What we've been watching this week is the early shape of a skill ecosystem: community repos collecting useful skills, organisations publishing internal skill libraries, and — inevitably — the first skill registries with discovery, search, and dependency resolution. The trajectory rhymes with npm circa 2011 or Docker Hub circa 2014. Not identical, but the same gravitational pull toward a shared format that nobody has to negotiate.

The risks rhyme too. Skill sprawl is going to be real. A repository with 200 skills, half of them undocumented variants of each other, is the obvious failure mode. So is the skill that quietly assumes a tool is available, fails silently when it isn't, and produces plausible-looking garbage. We expect the next year to produce skill linters, skill test harnesses, and skill observability tooling, mostly because those are the things we're already building for ourselves.

What we'd actually do with this

If a team asked us today how to position for this convergence, the answer is unromantic: start writing skills, and start treating the skills/ directory as a first-class part of the codebase. Not a prompts/ folder full of one-off experiments — a curated, reviewed, tested directory with the same engineering rigor as src/.

Keep skills small. One skill, one capability. Resist the urge to write a 4,000-word mega-skill that tries to encode an entire workflow; the model will either ignore most of it or get confused by it.
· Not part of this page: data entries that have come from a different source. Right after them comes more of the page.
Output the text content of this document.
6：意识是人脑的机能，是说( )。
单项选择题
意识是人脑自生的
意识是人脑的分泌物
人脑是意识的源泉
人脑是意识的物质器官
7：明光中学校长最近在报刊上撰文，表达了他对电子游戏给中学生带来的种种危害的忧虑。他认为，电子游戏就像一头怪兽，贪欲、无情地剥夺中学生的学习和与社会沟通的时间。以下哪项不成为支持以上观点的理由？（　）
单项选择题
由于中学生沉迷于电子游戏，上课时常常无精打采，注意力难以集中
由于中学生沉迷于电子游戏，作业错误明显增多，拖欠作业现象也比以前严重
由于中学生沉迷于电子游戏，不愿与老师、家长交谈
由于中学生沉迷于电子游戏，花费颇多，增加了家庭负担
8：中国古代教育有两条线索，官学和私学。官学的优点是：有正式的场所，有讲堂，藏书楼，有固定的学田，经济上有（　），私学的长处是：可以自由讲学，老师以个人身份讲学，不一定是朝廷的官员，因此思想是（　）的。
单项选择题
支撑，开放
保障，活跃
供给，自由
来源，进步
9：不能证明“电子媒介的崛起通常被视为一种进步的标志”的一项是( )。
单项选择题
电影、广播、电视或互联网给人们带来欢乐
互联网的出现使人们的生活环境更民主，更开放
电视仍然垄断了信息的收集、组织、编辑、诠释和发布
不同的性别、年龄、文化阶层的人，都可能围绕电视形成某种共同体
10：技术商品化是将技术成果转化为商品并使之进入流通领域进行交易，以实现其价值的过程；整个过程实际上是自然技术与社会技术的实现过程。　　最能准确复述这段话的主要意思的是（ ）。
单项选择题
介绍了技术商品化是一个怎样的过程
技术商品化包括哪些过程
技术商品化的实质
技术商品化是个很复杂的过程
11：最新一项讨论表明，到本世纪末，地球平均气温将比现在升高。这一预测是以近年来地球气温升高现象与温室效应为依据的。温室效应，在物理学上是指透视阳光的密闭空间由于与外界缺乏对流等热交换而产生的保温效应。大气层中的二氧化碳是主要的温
Compose multiple narrow skills instead, and let the agent's planning loop sequence them.

Keep skills honest about their dependencies. If a skill needs ripgrep, say so in the frontmatter. If it expects an MCP server on a particular socket, document it. The portability story only holds if skills declare what they need.

And keep skills out of the model. The temptation will be to fine-tune capability into weights for a marginal latency or cost win. That's how you lose portability, governance, and reuse simultaneously. Weights are the worst possible packaging format — opaque, unversioned, vendor-specific. Skills exist precisely because that approach doesn't scale across teams or time.

The convergence we're seeing isn't a standard yet. There's no RFC, no foundation, no formal spec. But the shape is consistent enough across independent projects that we'd bet on it sticking. Skills are what tools should have been: artifacts you can read, review, share, and move. That's a low bar, and it took the industry longer to clear it than it should have. Now that we're here, the work is to build like it matters.